As far as the actual numbers, earnings for the quarter came in at $0.34, that’s the second best in our firm’s history. Net revenues came in at $624 million; almost 60% of those were driven by our assets. Pre-tax income came in at $328 million, pre-tax margins were 53%, net income $204 million, EBITDA about $370 million, ROE around 31% and our client assets are $309 billion which is a record for us.
However, to give you a little better clarity around that, if you take away the Fiserv assets, that number would be $288 billion. Relative to where we were a year ago, that number is down about 4%. Relative to an S&P that’s down 15%. Those numbers would be accurate through the end of the June quarter.
As part of those assets, assets are cash and money market funds, are about $50 billion, that’s about 16% of our overall client assets and that’s in line where we have generally been historical and our net new assets for the quarter are at $4 billion.
Now earnings per share growth we think for the quarter is certainly an example of the power of our overall operating leverage especially in the market environment that we are currently facing. From last year to this year, the $0.34 represents a 31% increase, in terms of where we are but through the first three quarters our cumulative earnings is $1.05. The number for all of 2007 was $1.06.
I think you can see the operating leverage probably most clearly when you look at the year-over-year change with regards to both revenue percent versus our expenses which are up about 3% and certainly our pre-tax margin as well has improved about six percentage points from where we were a year ago. Now to take a closer look at our revenues, our revenues overall are up around 15% but we always break down for you what the drivers behind those, revenues that are driven by transactions came in at about $259 million, which is up 25%. And revenues that are driven by assets came in up about 9%.
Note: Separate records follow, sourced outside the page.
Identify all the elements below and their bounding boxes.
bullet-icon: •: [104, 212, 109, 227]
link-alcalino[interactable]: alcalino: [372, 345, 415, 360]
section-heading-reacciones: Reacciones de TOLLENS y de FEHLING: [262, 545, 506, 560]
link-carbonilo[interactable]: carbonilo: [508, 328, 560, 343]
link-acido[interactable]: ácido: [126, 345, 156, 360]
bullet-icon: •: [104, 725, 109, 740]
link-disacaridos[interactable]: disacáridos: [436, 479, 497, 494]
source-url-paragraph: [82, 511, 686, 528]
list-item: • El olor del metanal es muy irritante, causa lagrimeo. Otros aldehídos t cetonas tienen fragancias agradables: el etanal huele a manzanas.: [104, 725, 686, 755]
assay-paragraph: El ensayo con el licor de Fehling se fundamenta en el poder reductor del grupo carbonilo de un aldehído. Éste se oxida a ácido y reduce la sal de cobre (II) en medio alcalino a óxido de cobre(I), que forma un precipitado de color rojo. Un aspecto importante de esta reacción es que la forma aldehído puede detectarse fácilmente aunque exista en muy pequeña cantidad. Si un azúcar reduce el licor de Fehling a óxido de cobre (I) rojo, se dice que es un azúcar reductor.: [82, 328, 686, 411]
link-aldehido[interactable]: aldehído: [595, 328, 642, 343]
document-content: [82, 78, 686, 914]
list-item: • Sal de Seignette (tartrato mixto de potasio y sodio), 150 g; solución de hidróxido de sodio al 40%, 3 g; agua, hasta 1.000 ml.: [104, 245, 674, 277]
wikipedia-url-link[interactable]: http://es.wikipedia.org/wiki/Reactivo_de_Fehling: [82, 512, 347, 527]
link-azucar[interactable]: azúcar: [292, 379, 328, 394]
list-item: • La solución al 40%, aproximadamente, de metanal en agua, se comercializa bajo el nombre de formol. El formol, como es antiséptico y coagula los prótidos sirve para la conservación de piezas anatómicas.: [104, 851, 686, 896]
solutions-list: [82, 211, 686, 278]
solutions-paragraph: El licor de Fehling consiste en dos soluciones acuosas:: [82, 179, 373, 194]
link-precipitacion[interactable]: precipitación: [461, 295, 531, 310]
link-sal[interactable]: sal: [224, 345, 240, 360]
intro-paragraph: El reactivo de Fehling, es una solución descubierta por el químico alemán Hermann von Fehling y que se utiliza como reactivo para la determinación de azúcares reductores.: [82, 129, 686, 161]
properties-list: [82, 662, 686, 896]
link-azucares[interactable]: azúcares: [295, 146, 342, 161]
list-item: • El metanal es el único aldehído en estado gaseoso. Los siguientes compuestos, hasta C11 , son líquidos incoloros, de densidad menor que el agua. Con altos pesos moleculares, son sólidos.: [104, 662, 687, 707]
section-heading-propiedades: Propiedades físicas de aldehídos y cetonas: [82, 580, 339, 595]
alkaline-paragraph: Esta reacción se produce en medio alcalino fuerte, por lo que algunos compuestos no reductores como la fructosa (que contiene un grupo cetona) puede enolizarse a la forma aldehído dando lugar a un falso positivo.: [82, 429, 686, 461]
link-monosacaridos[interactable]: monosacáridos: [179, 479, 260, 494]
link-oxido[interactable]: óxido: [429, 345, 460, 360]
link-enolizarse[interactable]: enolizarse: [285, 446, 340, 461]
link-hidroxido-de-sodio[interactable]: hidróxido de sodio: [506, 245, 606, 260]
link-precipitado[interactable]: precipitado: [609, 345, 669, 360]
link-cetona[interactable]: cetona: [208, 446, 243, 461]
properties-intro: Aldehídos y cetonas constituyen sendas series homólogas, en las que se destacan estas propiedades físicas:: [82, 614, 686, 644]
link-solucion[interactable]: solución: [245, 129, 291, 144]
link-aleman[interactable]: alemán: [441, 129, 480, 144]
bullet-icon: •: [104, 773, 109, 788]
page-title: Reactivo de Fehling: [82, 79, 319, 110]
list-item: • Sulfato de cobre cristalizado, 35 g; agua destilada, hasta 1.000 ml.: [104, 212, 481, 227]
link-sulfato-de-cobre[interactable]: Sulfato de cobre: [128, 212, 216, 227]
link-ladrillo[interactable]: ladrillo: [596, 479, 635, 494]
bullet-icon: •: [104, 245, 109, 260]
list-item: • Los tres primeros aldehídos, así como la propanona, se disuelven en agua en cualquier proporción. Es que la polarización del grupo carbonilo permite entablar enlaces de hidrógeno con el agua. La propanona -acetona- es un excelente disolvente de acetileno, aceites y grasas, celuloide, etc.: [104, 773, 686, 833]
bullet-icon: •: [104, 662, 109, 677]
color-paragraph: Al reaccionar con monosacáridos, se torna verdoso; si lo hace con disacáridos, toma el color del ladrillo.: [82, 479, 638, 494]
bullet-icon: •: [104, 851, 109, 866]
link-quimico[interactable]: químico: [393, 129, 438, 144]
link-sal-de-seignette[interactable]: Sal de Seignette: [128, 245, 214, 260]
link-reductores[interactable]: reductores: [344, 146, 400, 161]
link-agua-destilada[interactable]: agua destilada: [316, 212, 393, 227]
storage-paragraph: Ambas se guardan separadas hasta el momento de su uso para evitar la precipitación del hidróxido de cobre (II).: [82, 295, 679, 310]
The break down between revenues driven by assets versus transactions is about 60/40 and remember to put that in perspective a few years ago that same ratio would have been 30/70. Now with regards to trades per day, we continue to be the market leader with regards to trades. Year-over-year for the quarter we were up about 22% at a number for the quarter of almost 300,000 per day. Now if you take a look at where we are right now as far as July goes, through either yesterday or it was the day before yesterday, for July we’re averaging 321,000 trades a day.